Spend a bit more time wrapping them tightly and not allowing any punctures to develop.  Use heavy duty foil if you have it and wrap them twice.  Seems like an excuse to start a couple more slabs,  I love to practice!!!


----------



## shinny

Thanks. I think I'll take your advice and practice again this coming weekend.


----------



## garyt

Dr Pepper


----------



## shinny

I might have to try apple juice on 2 racks and Dr Pepper on the other 2. We have friends coming for dinner and a few frosty beverages. I found the recipe to Chili's Shiner Bock BBQ too. I really want to try that. I'll let you guys know what feedback I get, I'll let our friends decide.


----------



## alblancher

Do you put sugar in your rib rub?  Dr Pepper is a great option but it can be pretty sweet.  If I remember correctly it will help develop a nice sticky glaze on the ribs for you and it is some good eating.


----------



## psycho dad

I'm with retread, bourbon & apple juice.
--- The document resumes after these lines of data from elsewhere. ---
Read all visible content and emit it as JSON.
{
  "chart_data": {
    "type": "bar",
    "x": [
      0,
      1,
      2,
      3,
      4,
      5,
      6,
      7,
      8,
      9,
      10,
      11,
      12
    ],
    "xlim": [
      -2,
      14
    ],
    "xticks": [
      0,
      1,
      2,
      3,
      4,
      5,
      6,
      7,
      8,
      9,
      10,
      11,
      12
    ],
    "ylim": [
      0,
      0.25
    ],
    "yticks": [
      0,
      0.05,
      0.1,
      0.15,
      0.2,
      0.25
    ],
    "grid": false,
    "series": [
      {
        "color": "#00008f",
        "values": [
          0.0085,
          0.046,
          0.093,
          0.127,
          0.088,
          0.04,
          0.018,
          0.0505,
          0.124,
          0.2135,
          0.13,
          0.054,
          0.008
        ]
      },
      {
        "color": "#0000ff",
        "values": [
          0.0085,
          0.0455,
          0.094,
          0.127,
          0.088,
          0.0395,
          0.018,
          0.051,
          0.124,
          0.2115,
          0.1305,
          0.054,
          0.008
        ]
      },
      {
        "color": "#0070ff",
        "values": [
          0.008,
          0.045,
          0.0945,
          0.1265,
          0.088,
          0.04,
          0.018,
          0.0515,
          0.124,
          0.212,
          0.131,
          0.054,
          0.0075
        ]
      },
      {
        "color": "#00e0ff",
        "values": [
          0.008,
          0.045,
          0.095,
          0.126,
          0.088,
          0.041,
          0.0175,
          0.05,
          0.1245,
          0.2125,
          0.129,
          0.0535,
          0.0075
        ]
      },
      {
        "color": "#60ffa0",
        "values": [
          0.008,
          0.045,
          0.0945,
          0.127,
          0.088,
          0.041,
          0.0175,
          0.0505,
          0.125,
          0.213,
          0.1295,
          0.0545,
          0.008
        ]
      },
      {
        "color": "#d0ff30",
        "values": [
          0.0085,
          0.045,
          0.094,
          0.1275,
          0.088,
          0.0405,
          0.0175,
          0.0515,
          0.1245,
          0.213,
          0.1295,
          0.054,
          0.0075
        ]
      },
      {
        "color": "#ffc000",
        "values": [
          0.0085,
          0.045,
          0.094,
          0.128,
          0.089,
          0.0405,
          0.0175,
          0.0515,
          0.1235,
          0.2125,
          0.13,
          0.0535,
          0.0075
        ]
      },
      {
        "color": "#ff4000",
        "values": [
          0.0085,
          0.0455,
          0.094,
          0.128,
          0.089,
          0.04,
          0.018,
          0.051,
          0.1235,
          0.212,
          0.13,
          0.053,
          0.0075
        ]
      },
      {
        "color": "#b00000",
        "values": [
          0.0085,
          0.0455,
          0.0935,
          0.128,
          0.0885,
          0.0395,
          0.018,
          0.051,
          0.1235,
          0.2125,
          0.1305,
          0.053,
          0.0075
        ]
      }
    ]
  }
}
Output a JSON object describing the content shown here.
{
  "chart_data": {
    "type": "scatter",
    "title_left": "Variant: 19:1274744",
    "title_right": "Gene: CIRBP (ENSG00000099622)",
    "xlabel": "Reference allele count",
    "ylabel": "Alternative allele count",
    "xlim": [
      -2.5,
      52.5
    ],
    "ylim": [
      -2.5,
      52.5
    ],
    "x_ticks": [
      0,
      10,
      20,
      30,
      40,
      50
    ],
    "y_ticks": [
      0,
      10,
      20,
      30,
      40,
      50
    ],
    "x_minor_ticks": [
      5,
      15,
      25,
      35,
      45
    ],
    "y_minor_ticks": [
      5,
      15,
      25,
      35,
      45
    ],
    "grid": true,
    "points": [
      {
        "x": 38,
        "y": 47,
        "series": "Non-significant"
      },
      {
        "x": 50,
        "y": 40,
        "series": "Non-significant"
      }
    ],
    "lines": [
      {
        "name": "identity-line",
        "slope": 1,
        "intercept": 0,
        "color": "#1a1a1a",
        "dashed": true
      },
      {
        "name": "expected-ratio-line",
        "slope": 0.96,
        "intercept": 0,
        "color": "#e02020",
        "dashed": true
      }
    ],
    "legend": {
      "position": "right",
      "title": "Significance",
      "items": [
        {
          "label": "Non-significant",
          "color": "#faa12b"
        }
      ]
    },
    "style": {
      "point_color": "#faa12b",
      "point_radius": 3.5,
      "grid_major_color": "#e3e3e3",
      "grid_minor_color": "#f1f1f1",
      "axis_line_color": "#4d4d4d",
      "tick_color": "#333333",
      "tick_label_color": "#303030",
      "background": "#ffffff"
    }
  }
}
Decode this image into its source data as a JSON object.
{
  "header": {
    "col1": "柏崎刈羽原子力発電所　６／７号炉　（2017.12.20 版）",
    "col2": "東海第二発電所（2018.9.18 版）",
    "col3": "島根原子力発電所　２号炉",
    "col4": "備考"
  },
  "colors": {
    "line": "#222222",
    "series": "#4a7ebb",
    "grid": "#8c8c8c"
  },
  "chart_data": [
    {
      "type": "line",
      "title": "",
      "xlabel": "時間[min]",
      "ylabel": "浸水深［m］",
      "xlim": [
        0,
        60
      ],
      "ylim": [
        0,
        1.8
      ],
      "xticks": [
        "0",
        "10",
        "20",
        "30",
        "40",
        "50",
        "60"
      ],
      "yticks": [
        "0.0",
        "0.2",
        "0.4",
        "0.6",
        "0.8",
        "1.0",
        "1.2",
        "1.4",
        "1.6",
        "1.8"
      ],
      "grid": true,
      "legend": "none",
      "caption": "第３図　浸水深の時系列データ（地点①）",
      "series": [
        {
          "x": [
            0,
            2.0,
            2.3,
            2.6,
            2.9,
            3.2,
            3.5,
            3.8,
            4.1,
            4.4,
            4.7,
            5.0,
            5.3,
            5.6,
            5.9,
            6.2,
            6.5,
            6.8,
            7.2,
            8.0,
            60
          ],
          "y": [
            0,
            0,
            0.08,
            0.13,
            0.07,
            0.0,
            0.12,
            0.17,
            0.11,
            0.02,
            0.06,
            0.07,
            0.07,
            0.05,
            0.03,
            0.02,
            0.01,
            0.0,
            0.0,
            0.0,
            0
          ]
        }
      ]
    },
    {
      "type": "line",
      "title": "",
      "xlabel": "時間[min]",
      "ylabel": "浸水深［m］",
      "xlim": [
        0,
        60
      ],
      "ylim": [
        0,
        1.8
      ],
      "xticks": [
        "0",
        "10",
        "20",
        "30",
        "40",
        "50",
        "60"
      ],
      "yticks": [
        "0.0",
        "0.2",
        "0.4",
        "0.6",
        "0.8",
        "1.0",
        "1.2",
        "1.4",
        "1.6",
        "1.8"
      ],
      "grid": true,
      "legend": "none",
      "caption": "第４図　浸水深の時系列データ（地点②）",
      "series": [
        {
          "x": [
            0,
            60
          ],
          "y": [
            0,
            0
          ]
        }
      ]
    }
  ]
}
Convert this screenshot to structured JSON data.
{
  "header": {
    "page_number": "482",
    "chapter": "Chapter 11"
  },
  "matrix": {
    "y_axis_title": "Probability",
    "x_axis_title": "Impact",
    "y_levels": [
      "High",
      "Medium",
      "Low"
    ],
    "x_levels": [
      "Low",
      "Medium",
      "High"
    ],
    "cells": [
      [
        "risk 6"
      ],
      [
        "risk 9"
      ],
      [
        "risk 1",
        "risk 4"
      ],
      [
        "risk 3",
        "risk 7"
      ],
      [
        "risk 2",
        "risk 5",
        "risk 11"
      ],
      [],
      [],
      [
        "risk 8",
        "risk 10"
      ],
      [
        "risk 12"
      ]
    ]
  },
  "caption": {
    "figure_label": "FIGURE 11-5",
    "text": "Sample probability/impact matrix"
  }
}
It also happens to be one of my favorite drinks







I've also tried it with sour apple snapps


----------



## chef jimmyj

I have used a variety of liquids but my Foiling Juice is by far a family and friend favorite. Black Coffee is a great substitute for the Apple Cider in the recipe and some Booze does not hurt either...JJ

http://www.smokingmeatforums.com/t/110881/foiling-juice-chef-jimmyj


----------



## adrian from kc

I buy a six pack of juice boxes, apple or cherry, or whatever. Whatever I don't use stays in the pantry for next time. Adrian


----------



## bbarry

Angry Orchard Apple Crisp Beer - A+++


----------



## smokinpapist

Butter


Sent from my iPad using Tapatalk


----------



## slipaway

I have found that, even with minimal juice added, the moisture that comes from the ribs creates a lot of "juice" in the foil. I usually just use brown sugar and honey (sometime a  little Tiger....) and there is so much liquid that I need to be VERY, VERY careful unwrapping.

I don't think you really need to add a lot of moisture in order to get the steamed tenderness on the ribs. 

Just my 2 cents worth.


----------



## joe black

Here we go......No liquid,  No foil......East answer   :yahoo:


----------